La transition est en marche. Après des décennies de climatisation à tout crin, La Réunion tourne progressivement la page du couple béton-climatisation. La remise en cause de la pertinence de ce modèle constructif a émergé avec le nouveau millénaire et un programme d’envergure : PREBAT, dédié à l’expérimentation et la diffusion de solutions nouvelles destinées à améliorer l’efficacité énergétique des bâtiments neufs comme existants, résidentiels comme tertiaires. Différents appels à projets associés au programme ont permis entre 2006 et 2013, la sortie de terre de plus de 3000 bâtiments basse consommation sur l’ensemble du territoire national. Parmi ces bâtiments, 200 ont été instrumentés offrant ainsi d’améliorer considérablement les connaissances.
En 2009 à La Réunion, porté par le bureau d’études IMAGEEN et le laboratoire de physique du bâtiment et des systèmes de l’Université de La Réunion (LPBS), l’outil régional PERENE (PERformances ENErgétiques des Bâtiments à La Réunion) est venu porter sa pierre à l’édifice en livrant la première version d’un guide des bonnes pratiques et des règles de conception thermiques et énergétiques des bâtiments, adaptés aux différents climats de l’île.
En 2010, la règlementation thermique, acoustique et aération spécifique aux départements d’outre-mer (RTAA DOM) est venue imposer des règles de construction plus durables.
En 2020, le programme Ombree portant sur la réduction des consommations d’énergie dans les bâtiments ultramarins a offert à 5 projets réunionnais d’être soutenus dans l’objectif de développer des solutions pour réaliser
COCO a été lancé car nous nous sommes rendus compte que dans certains bâtiments, les usagers se sentaient bien alors qu’en théorie, ils auraient dû être inconfortables Nejia Ferjani Directrice du Bureau d’études IMAGEEN.
de belles sources d’économies sur le poste climatisation.
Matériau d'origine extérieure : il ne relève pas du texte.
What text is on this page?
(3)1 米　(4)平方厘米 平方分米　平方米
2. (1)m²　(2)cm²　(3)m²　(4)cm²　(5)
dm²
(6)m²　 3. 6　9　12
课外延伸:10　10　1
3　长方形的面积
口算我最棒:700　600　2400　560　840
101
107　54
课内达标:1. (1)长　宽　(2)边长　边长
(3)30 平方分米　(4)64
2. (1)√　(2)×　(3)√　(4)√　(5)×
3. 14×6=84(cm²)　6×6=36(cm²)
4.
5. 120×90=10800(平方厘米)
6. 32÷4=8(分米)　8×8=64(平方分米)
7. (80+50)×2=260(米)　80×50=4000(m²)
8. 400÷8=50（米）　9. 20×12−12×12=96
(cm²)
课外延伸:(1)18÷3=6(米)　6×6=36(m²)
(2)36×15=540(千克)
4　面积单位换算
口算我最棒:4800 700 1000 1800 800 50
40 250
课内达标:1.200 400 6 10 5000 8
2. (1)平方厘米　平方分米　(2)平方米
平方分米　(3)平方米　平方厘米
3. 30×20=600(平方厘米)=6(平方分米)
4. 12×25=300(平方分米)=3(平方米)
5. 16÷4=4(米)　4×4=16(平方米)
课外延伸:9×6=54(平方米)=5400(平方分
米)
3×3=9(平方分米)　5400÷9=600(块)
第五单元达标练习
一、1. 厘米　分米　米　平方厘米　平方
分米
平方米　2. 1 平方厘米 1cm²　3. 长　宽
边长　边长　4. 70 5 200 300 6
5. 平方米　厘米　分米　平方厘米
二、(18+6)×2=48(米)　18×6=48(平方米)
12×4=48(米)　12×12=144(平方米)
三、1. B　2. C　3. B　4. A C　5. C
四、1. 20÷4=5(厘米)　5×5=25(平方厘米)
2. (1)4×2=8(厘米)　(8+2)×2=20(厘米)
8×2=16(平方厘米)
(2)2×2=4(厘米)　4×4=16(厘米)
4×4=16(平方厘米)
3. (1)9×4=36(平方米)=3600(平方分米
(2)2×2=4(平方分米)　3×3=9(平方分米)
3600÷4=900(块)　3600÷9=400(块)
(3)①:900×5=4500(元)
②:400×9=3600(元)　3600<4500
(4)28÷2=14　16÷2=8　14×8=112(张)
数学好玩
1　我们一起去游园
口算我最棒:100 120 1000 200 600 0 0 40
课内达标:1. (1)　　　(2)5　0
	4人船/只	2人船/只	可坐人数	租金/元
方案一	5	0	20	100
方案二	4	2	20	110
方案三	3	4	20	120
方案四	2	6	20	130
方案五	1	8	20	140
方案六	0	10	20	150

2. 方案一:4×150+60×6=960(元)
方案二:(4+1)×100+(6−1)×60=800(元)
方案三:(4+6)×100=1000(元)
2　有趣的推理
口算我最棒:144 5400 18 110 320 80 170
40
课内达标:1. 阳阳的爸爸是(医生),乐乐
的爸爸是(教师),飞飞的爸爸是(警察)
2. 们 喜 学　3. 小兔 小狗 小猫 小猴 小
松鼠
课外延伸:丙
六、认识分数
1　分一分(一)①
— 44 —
De nouvelles avancées sont attendues suite au lancement de l’appel à projets OMBREE 2, le
2 janvier dernier. Les connaissances appliquées à la conception bioclimatique se sont donc considérablement étoffées en 20 ans, mais il reste encore beaucoup à apprendre, et à démontrer.
Des référentiels inadaptés à l’outre-mer.
Offrir des conditions de vie et de confort (température, luminosité, humidité…) adéquats et agréables de la manière la plus naturelle possible reste une affaire non seulement très “locale” mais somme toute encore très “personnelle”. En effet, si la commande publique a intégré la question à la fois dans le bâtiment tertiaire et résidentiel, l’absence de règlementation pour les bâtiments tertiaires neufs laisse au bon vouloir du maître d’ouvrage privé le choix d’intégrer (ou non) des solutions bioclimatiques telles que la végétalisation, l’isolation des toitures, le recours aux brasseurs d’air ou à des dispositifs de protection solaire… des dispositifs qui permettent d’atteindre le confort thermique, même sans climatisation.
Pour évaluer le confort d’une future construction, les bureaux d’études et professionnels du bâtiment s’appuient sur un outil développé par l’architecte Baruch Giovini. Le diagramme qui porte le nom du pionnier de l’architecture bioclimatique, délimite des zones dans lesquelles les personnes se sentent en confort en fonction de la température, de l’humidité et de la vitesse d’air. Reste qu’il a été établi sur la base d’enquêtes réalisées en climat méditerranéen caractérisé par l’alternance entre un été sec et un hiver rigoureux.
Une récente étude associant trois territoires ultramarins : La Réunion, Mayotte et la Martinique, vient de démontrer le manque de pertinence du diagramme de Giovini au regard de populations accoutumées à un climat tropical.
Le projet COCO (Confort Optimisé pour réduire la Climatisation en Outre-mer) a été piloté à Mayotte depuis La Réunion par le bureau d’études IMAGEEN. En Martinique, les enquêtes de terrain ont été confiées à l’association de promotion du bâtiment durable (KEBATI), en partenariat avec le bureau d’études Watt Smart. Ce travail de recherche, co-financé par l’Agence Qualité Construction et l’ADEME de Mayotte, s’est appuyé sur l’étude de 4142 questionnaires de ressenti et de confort au sein d’édifices de La Martinique et de Mayotte.
Une plus grande tolérance à la chaleur et à l’humidité. 71% des personnes interrogées lors de l’étude ont déclaré être en situation de confort, malgré une température médiane de 29°. Plus de la moitié du panel a même déclaré ne pas ressentir de chaleur. Une part significative des personnes interrogées a ainsi déclaré être en situation de confort audelà des limites habituellement admises. C’est largement le cas à des températures comprises entre 26°C et 28° avec une humidité de 50 à 80%.
En l’absence de ventilation, on constate une chute du taux de confort à partir de 29°. Dès lors qu’on mesure une ventilation légère, naturelle ou artificielle (brasseur d’air), plus de 60% des sondés ont jugé “confortable” une température de 32°, près de 40% ayant pour leur part déclaré ne pas éprouver de sentiment de chaleur. “Une personne acclimatée à un climat tropical va supporter des conditions de températures plus élevées” analyse Neija Ferjani, directrice du bureau d’études IMAGEEN qui poursuit : “Notre retour terrain montre qu’il est possible d’avoir du confort, y compris sans climatisation : jusqu’à 28° sans ventilation et même au-delà de 30° avec un brasseur d’air”.
En démontrant que les conditions de confort sont possibles en climat tropical même sans climatisation, l’étude COCO apporte un argumentaire scientifique solide en faveur de la ventilation naturelle et de la conception de bâtiments bioclimatiques. Sa démonstration des bonnes performances liées à l’utilisation de brasseurs d’air, associés à une source de climatisation modérée, sera une source d’inspiration pour les acteurs du bâtiment de métropole mais pas seulement. On estime en effet que tirés par le réchauffement climatique, les besoins en climatisation à l’échelle mondiale sont susceptibles d’être multipliés par 4 d’ici à 2050.